◎イラクのクルド人自治区にはイランのクルド人諸派が運営する基地などがある。
イラン外務省は14日、首都テヘランの駐イラク大使を召喚し、イラク国内にテロ活動を行う組織が存在し続けていることに強く抗議した。
国営イラン通信(IRNA)によると、外務省は13日に大使を召還し、イラク政府が分離主義組織の指導者を公式行事に招いたことなどを非難したという。

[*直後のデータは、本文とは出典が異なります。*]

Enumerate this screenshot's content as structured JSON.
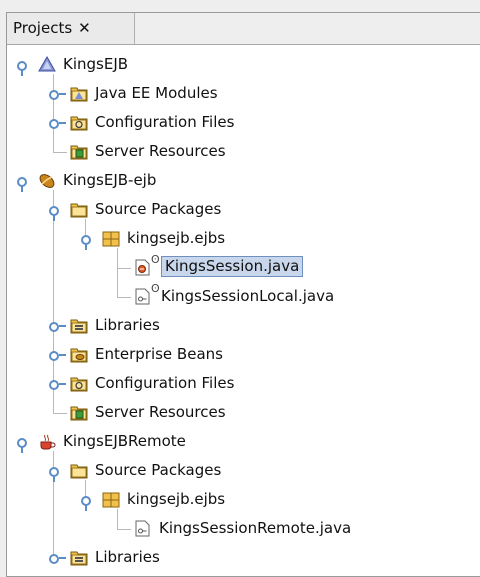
{
  "tab": {
    "label": "Projects",
    "close": "✕"
  },
  "tree": [
    {
      "label": "KingsEJB",
      "icon": "enterprise-project-icon",
      "depth": 0,
      "handle": "open"
    },
    {
      "label": "Java EE Modules",
      "icon": "module-folder-icon",
      "depth": 1,
      "handle": "closed"
    },
    {
      "label": "Configuration Files",
      "icon": "config-folder-icon",
      "depth": 1,
      "handle": "closed"
    },
    {
      "label": "Server Resources",
      "icon": "server-folder-icon",
      "depth": 1,
      "handle": "none"
    },
    {
      "label": "KingsEJB-ejb",
      "icon": "ejb-project-icon",
      "depth": 0,
      "handle": "open"
    },
    {
      "label": "Source Packages",
      "icon": "source-folder-icon",
      "depth": 1,
      "handle": "open"
    },
    {
      "label": "kingsejb.ejbs",
      "icon": "package-icon",
      "depth": 2,
      "handle": "open"
    },
    {
      "label": "KingsSession.java",
      "icon": "java-session-bean-icon",
      "depth": 3,
      "handle": "none",
      "selected": true,
      "link": true
    },
    {
      "label": "KingsSessionLocal.java",
      "icon": "java-interface-icon",
      "depth": 3,
      "handle": "none",
      "link": true
    },
    {
      "label": "Libraries",
      "icon": "libraries-folder-icon",
      "depth": 1,
      "handle": "closed"
    },
    {
      "label": "Enterprise Beans",
      "icon": "beans-folder-icon",
      "depth": 1,
      "handle": "closed"
    },
    {
      "label": "Configuration Files",
      "icon": "config-folder-icon",
      "depth": 1,
      "handle": "closed"
    },
    {
      "label": "Server Resources",
      "icon": "server-folder-icon",
      "depth": 1,
      "handle": "none"
    },
    {
      "label": "KingsEJBRemote",
      "icon": "java-library-project-icon",
      "depth": 0,
      "handle": "open"
    },
    {
      "label": "Source Packages",
      "icon": "source-folder-icon",
      "depth": 1,
      "handle": "open"
    },
    {
      "label": "kingsejb.ejbs",
      "icon": "package-icon",
      "depth": 2,
      "handle": "open"
    },
    {
      "label": "KingsSessionRemote.java",
      "icon": "java-interface-icon",
      "depth": 3,
      "handle": "none"
    },
    {
      "label": "Libraries",
      "icon": "libraries-folder-icon",
      "depth": 1,
      "handle": "closed"
    }
  ]
}
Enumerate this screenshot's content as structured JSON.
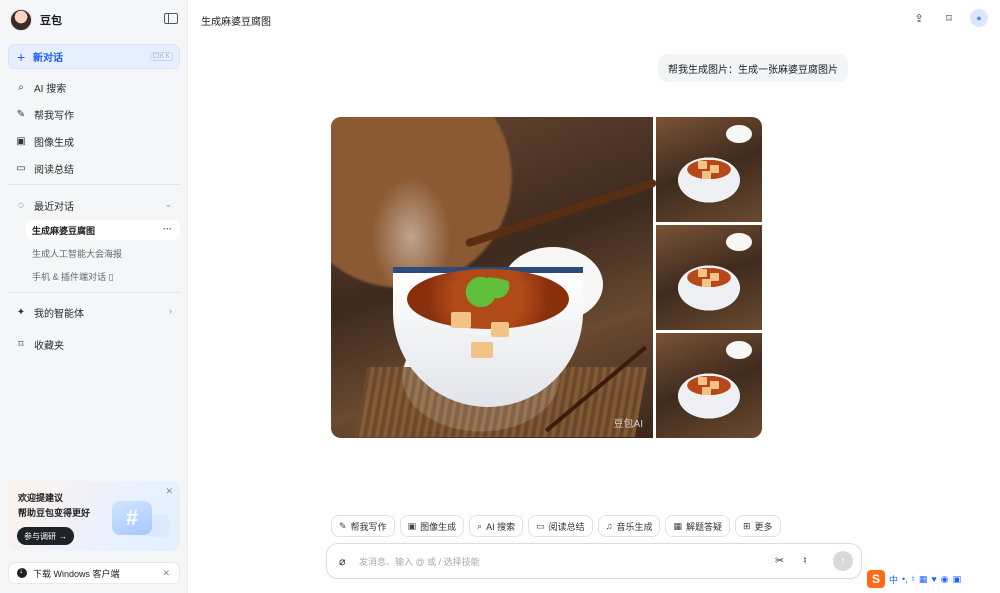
{
  "sidebar": {
    "brand": "豆包",
    "new_chat": {
      "label": "新对话",
      "shortcut": "Ctrl K"
    },
    "nav": [
      {
        "icon": "ai-search-icon",
        "label": "AI 搜索"
      },
      {
        "icon": "pen-icon",
        "label": "帮我写作"
      },
      {
        "icon": "image-icon",
        "label": "图像生成"
      },
      {
        "icon": "book-icon",
        "label": "阅读总结"
      }
    ],
    "recent": {
      "label": "最近对话"
    },
    "conversations": [
      {
        "label": "生成麻婆豆腐图",
        "active": true
      },
      {
        "label": "生成人工智能大会海报",
        "active": false
      },
      {
        "label": "手机 & 插件端对话 ▯",
        "active": false
      }
    ],
    "agents": "我的智能体",
    "favorites": "收藏夹",
    "promo": {
      "line1": "欢迎提建议",
      "line2": "帮助豆包变得更好",
      "button": "参与调研"
    },
    "download": "下载 Windows 客户端"
  },
  "main": {
    "title": "生成麻婆豆腐图",
    "user_message": "帮我生成图片：生成一张麻婆豆腐图片",
    "watermark": "豆包AI",
    "tools": [
      {
        "icon": "pen-icon",
        "label": "帮我写作"
      },
      {
        "icon": "image-icon",
        "label": "图像生成"
      },
      {
        "icon": "ai-search-icon",
        "label": "AI 搜索"
      },
      {
        "icon": "book-icon",
        "label": "阅读总结"
      },
      {
        "icon": "music-icon",
        "label": "音乐生成"
      },
      {
        "icon": "calc-icon",
        "label": "解题答疑"
      },
      {
        "icon": "grid-icon",
        "label": "更多"
      }
    ],
    "input_placeholder": "发消息、输入 @ 或 / 选择技能"
  },
  "ime": {
    "logo": "S",
    "lang": "中"
  },
  "colors": {
    "accent": "#1a5cff",
    "active_bg": "#e7efff",
    "sidebar_bg": "#f5f6f8"
  }
}
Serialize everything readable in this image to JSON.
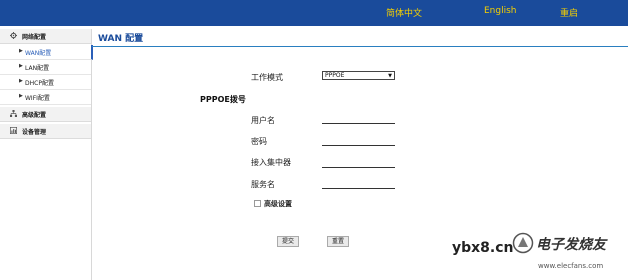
{
  "header": {
    "lang_zh": "简体中文",
    "lang_en": "English",
    "restart": "重启",
    "accent_color": "#f5d000",
    "bg_color": "#1a4b9b"
  },
  "sidebar": {
    "groups": [
      {
        "label": "网络配置",
        "icon": "gear-icon"
      },
      {
        "label": "高级配置",
        "icon": "network-tree-icon"
      },
      {
        "label": "设备管理",
        "icon": "bar-chart-icon"
      }
    ],
    "subitems": [
      {
        "label": "WAN配置",
        "active": true
      },
      {
        "label": "LAN配置",
        "active": false
      },
      {
        "label": "DHCP配置",
        "active": false
      },
      {
        "label": "WIFI配置",
        "active": false
      }
    ]
  },
  "main": {
    "title": "WAN 配置",
    "mode_label": "工作模式",
    "mode_value": "PPPOE",
    "section_title": "PPPOE拨号",
    "fields": {
      "username_label": "用户名",
      "password_label": "密码",
      "concentrator_label": "接入集中器",
      "service_label": "服务名"
    },
    "advanced_label": "高级设置",
    "submit_label": "提交",
    "reset_label": "重置"
  },
  "watermark": {
    "site": "ybx8.cn",
    "brand": "电子发烧友",
    "url": "www.elecfans.com"
  }
}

同省は組織名を明らかにいないが、イラン北西部クルディスタン州に拠点を置き、イランからの分離独立と政府転覆を目指している「イラン・クルド民主党」などのクルド人武装勢力を指しているものとみられる。
IRNAによると、外務省はこれらの組織がイラク国内に存在することについて、両国が先月バグダッドで署名した安全保障協定に反すると伝達したようだ。
イラクのクルド人自治区にはイランのクルド人諸派が運営する基地などがある。イラン政府はこれらの組織が宿敵イスラエルや欧米諸国と連携してイラン国家の転覆を企てていると主張している。
イランでは昨年、クルド人女性がヒジャブ(イスラム教のスカーフ)を正しく着用していないという理由で警察に暴行を受け死亡する事件が発生し、クルド人組織に注目が集まった。
イラン政府は当時、クルド人組織が隣国イラクのクルド人地域を通じて武器を密輸し、テロを企てていると繰り返し非難していた。
イランのイスラム革命防衛隊(IRGC)はその後、数週間にわたってイラクのクルド人自治区を空爆。イラク政府はテロ組織の取り締まりを怠っていると非難した。
昨年10月に発足したスダニ政権はイランとの交渉を開始し、先月、安全保障協定を結んだ。
クルド人組織の問題は4月下旬にイラクのラシード(Abdul Latif Rashid)大統領がテヘランを公式訪問し、最高指導者ハメネイ(Ali Khamenei)師らと会談した際にも議論された。
ハメネイ師はその際、イラク政府に対し、安全保障協定を完全に履行する必要があると述べていた。